The Trouble with Multicore

David Patterson has written a nice article about the advent of multicore processors.

See http://spectrum.ieee.org/computing/software/the-trouble-with-multicore Patterson is right that multicore systems are hard to program, but that isn’t the biggest problem with multicore processor chips.  The real problem is architectural – their memory bandwidth doesn’t scale with the number of cores.
I’ve been programming multiprocessor systems since 1985 or so.  At the Digital Systems Research Center we built a series of multiprocessor workstations with up to 11 VAX cores. Later I worked at SiCortex where we built machines with up to 5832 cores.
By the way.  I know that people say “core” when they mean “processor” and they say “processor” when they mean “chip”.  I find this confusing.  My answer is to use “chip” and “core” and avoid the overloaded “processor”.

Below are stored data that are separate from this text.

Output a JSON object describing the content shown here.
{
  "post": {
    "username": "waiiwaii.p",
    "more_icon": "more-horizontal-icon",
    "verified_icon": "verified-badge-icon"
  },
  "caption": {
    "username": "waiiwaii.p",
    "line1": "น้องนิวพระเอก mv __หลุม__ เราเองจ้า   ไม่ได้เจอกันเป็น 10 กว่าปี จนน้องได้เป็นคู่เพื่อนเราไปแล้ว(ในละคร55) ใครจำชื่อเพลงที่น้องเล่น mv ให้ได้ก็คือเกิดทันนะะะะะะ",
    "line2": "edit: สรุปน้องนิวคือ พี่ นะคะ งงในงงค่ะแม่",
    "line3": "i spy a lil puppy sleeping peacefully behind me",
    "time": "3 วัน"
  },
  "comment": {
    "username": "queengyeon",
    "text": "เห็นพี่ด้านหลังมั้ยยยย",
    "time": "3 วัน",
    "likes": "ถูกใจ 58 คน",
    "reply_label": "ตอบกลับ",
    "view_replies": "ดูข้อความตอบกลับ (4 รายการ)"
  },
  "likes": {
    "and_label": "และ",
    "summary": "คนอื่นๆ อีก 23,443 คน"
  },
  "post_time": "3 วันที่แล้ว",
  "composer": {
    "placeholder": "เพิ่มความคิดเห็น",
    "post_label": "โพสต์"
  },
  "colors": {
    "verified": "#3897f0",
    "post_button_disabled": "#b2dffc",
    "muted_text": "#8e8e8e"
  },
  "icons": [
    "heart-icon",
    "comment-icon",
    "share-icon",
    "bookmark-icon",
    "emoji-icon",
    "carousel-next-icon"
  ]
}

At Digital, we thought multiple threads in a shared memory were the right way to code parallel programs.  We were wrong.  Threads and shared memory are a seductive and evil idea.  The problem is that it is nearly impossible to write correct programs.  There are people who can, like Leslie Lamport, Butler Lampson, and Maurice Herlihy, but they can only explain what they do to people who are almost as smart as they.  This leaves the rest of us on the other side of a large chasm.  Worse, some of us <think> we understand it and the result is a large pool of programs that work by luck, typically only on the platform that the programmer happens to have on their desk.
Threads and locks are a failed model.  Their proponents have has 25 years to explain it, and it is too hard.  Let us try something else.
The something else is distributed memory – a cluster.  Lots of cores, each with its own memory, connected by a fast network.  This model, in the last 15 years, has been spectacularly successful in the High Performance Computing community.  Ordinary scientists and engineers manage to write useful parallel programs using programming models like MPI and OpenMP without necessarily being wizard programmers, although that does help. Distributed memory parallel programs tend to be easier to write and easier to get right than the complicated mess of threads and locks from the SMP (symmetric multiprocessing) community.
The other huge advantage of clusters over shared memory machines is that the model scales without heroics.  The memory bandwidth and memory capacity scale with the number of cores. It is possible to build fast low-latency interconnect fabrics that scale fairly well. Clusters are <also> a good match for programs in another way.  Patterson cites the sorry history of failed parallel processor companies, but he didn’t mention that every one of them had a unique and idiosyncratic architecture, for which programs had to be rewritten.  The lifetime of a successful application is 10 or 15 years. It cannot be rewritten for every new computer architecture, or every new company that comes along.  The processing model for clusters has not required so much rewriting.  A cluster that runs Unix or Linux, and supports C, Fortran, and MPI, can run the existing applications.
So my modest suggestion to Intel is to not bother with larger SMP multicore chips. No one knows how to program them.  Instead, give us larger and larger clusters on a chip, with good communications off-chip so we can build super-clusters.  Don’t bother with shared
memory, it is hard anyway. Give us distributed memory that scales with the number of cores. I too am waiting for breakthroughs in programming models that will let the rest of us more easily write parallel programs, but we already have a model that works just fine for systems up to around 1000 cores.  No need to rewrite the world.
Side notes:
Someone is going to point out how wonderful shared memory is, because you can communicate by simply passing a reference.  Um.  The underlying hardware is going to copy the data <anyway> to move it to the cache of a different core.  If you just do the copy, you are not really doing much extra work, and you get the performance benefits of not having to lock everything.
Yes, I dislike MPI.  Its chief benefit is that it actually works really well, at least as long as you stick to a reasonable subser.  I really like SHMEM, and would prefer even a subset of that.